Stepping forward in time, to 1859, Darwin publishes The origin of species. That adds nuance. The apples are not all the same, there is variability, and (as the article notes) we can select and produce crop varieties. But if reproduction is not inherently faithful, how come the category is uniform enough to make the word "apple" useful? Natural selection provides the answer. The apples fit into a niche in the environment, which selects and by selecting shepherds apples into close similarity.

We understand, in broad terms, why the word "apple" works. But why does "bed" work? Partly because beds are for humans, and the issues of reproduction and natural selection means that humans are similar, and hence impose similar requirements on their beds. Therefore beds are similar.

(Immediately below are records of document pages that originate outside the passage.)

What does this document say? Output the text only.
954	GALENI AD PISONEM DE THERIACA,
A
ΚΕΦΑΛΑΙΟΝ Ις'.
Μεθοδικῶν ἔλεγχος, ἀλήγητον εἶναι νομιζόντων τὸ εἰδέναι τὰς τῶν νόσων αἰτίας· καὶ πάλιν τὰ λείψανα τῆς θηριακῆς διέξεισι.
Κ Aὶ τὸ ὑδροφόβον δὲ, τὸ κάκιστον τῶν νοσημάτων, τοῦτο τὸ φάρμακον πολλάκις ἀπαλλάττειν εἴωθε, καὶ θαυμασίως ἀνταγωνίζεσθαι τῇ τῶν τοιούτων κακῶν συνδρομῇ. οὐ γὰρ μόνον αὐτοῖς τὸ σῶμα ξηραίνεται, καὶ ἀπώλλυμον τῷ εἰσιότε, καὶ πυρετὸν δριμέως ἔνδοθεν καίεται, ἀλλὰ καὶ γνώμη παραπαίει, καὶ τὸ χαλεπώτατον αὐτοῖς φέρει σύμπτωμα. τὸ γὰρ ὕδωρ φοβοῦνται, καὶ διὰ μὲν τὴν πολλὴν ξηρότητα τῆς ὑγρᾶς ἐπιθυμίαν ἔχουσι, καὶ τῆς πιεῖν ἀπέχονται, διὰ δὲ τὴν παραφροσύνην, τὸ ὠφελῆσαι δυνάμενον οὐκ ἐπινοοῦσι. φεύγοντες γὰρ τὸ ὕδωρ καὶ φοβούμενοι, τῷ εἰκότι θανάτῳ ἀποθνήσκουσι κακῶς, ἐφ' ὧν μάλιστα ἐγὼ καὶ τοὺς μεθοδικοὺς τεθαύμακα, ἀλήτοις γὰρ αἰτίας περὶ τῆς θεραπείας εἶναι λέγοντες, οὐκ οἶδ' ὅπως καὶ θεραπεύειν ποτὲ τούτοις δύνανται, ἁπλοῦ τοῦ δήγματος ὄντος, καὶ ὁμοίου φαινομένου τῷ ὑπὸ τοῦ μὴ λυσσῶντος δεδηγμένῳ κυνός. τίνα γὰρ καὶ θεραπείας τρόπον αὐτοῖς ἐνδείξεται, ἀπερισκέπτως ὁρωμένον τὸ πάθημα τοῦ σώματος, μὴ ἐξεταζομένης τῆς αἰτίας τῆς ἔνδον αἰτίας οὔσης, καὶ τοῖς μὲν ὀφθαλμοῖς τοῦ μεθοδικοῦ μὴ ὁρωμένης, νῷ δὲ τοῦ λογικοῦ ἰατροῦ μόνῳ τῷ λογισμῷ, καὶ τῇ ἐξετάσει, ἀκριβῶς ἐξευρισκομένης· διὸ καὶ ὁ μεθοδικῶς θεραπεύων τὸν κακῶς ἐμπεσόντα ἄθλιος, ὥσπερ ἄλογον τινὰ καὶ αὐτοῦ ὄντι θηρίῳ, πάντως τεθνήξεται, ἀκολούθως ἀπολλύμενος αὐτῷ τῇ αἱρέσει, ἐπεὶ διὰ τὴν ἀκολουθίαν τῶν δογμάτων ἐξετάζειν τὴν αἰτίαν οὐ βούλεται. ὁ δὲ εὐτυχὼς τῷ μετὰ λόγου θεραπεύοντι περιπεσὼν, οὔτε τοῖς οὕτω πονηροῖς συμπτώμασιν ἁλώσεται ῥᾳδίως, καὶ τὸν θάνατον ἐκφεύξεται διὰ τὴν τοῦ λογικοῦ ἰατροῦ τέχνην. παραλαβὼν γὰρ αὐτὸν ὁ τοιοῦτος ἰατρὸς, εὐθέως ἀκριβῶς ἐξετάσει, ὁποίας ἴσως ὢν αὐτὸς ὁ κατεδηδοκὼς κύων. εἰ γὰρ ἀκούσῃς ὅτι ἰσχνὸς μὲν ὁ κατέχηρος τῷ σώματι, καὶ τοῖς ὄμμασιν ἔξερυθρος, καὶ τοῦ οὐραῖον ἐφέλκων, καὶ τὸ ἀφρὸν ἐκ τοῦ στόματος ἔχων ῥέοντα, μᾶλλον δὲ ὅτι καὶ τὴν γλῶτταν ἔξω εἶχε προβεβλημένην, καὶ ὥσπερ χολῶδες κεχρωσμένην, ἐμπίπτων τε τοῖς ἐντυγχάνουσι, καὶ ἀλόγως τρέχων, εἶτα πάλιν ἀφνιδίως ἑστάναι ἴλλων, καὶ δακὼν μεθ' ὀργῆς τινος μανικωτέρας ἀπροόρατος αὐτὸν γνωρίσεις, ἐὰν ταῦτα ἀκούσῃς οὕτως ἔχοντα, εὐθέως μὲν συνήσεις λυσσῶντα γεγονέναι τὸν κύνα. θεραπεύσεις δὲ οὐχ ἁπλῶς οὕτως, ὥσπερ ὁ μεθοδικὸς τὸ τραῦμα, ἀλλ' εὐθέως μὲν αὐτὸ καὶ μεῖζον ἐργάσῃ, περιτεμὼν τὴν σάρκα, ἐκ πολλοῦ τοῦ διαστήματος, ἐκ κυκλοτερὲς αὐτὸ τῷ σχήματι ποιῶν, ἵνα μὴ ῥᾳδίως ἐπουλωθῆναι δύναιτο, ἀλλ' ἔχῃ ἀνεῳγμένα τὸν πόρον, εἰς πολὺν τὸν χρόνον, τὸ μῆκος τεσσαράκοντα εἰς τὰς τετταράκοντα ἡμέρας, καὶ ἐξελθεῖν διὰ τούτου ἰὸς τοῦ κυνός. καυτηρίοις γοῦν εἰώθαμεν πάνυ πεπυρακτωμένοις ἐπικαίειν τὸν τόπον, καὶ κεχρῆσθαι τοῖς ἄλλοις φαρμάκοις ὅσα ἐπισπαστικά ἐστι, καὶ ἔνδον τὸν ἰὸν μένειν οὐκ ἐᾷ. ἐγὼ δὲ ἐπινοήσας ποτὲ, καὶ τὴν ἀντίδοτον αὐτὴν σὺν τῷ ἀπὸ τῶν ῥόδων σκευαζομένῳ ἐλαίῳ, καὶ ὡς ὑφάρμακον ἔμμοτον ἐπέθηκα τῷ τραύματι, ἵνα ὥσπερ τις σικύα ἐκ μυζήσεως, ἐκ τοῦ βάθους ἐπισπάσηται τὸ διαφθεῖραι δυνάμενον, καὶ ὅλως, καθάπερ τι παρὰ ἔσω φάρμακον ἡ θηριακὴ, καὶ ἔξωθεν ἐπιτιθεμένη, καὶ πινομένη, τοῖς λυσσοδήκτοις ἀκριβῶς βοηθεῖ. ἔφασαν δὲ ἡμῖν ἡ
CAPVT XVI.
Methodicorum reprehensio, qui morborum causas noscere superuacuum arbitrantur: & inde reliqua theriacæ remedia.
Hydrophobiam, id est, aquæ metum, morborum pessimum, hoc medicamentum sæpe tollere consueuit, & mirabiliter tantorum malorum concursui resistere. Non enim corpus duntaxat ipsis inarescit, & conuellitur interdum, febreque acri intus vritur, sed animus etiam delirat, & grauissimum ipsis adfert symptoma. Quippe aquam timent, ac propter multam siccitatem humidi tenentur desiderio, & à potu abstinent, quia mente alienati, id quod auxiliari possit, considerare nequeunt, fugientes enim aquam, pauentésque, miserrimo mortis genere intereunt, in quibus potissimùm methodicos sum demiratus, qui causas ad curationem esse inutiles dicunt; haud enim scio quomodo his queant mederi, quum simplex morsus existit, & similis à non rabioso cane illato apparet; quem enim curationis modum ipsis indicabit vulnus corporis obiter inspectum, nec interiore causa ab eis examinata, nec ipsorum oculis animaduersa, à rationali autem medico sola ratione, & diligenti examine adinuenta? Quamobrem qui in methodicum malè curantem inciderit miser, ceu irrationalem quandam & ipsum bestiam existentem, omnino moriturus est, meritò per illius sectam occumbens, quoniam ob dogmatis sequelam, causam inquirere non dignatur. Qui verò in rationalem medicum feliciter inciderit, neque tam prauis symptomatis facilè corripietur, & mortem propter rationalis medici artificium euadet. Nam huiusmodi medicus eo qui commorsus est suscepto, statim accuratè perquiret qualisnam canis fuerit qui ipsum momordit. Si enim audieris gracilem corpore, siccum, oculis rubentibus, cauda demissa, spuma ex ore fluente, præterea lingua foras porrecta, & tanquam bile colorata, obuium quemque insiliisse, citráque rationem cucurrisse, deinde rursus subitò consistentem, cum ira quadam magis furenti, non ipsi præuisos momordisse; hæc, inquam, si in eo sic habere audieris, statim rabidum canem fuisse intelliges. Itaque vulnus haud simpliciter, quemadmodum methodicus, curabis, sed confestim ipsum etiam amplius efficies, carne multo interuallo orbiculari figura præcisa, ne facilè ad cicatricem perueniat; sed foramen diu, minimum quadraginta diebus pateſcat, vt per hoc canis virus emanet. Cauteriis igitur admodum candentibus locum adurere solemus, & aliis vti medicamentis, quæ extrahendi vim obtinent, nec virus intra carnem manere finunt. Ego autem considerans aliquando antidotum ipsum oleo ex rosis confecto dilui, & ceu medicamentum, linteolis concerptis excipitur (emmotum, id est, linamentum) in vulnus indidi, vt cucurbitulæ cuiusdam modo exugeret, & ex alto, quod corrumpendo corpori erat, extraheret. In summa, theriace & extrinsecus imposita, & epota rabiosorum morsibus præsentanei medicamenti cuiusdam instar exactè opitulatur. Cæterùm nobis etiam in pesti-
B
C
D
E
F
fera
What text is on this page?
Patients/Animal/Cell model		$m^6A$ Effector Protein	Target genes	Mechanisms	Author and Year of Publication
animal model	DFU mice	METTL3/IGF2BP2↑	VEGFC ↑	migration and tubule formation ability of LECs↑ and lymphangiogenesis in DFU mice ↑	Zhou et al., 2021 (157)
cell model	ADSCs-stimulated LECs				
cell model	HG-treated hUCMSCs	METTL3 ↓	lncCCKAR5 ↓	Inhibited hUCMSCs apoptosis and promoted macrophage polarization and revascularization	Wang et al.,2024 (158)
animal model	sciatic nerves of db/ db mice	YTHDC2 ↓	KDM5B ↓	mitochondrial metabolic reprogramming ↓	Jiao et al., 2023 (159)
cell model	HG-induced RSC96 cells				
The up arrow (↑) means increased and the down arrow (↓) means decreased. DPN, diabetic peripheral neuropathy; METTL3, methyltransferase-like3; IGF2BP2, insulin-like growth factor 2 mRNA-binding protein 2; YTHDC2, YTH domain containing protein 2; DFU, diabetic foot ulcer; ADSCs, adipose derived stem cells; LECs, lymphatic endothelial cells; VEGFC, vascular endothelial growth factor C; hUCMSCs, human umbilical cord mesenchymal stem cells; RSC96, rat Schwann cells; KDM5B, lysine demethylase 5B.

But there is also a practical issue. Consider a tribe of 100 people, each of whom want to have one each of one hundred items: cup, saucer, bowl, robe, toothbrush,... They could each make one of each, each person making this, and that, one hundred different things. But that ignores Wright's law. As a rule of thumb, making twice as many means 80% of the work, per item. If the tribe organize the work as every-one makes one hundred of a single item, then they swap, they get their cup, saucers, etc, with only a third or a quarter of the effort. That organization is the core of prosperity. Notice that experience curve effects depend on making the same thing over and over. One person makes a hundred beds, all the same. His intention is to be part of a collective, benefiting from experience curves effects. He is pursuing wealth. But he accidentally makes the word "bed" a run-a-way success. Indeed he accidentally makes Platonism seem plausible.

We can go a lot further than pointing out that words are just made up. We can point to important real world issues that make the process of making up words and using language, much more successful than one would naively expect.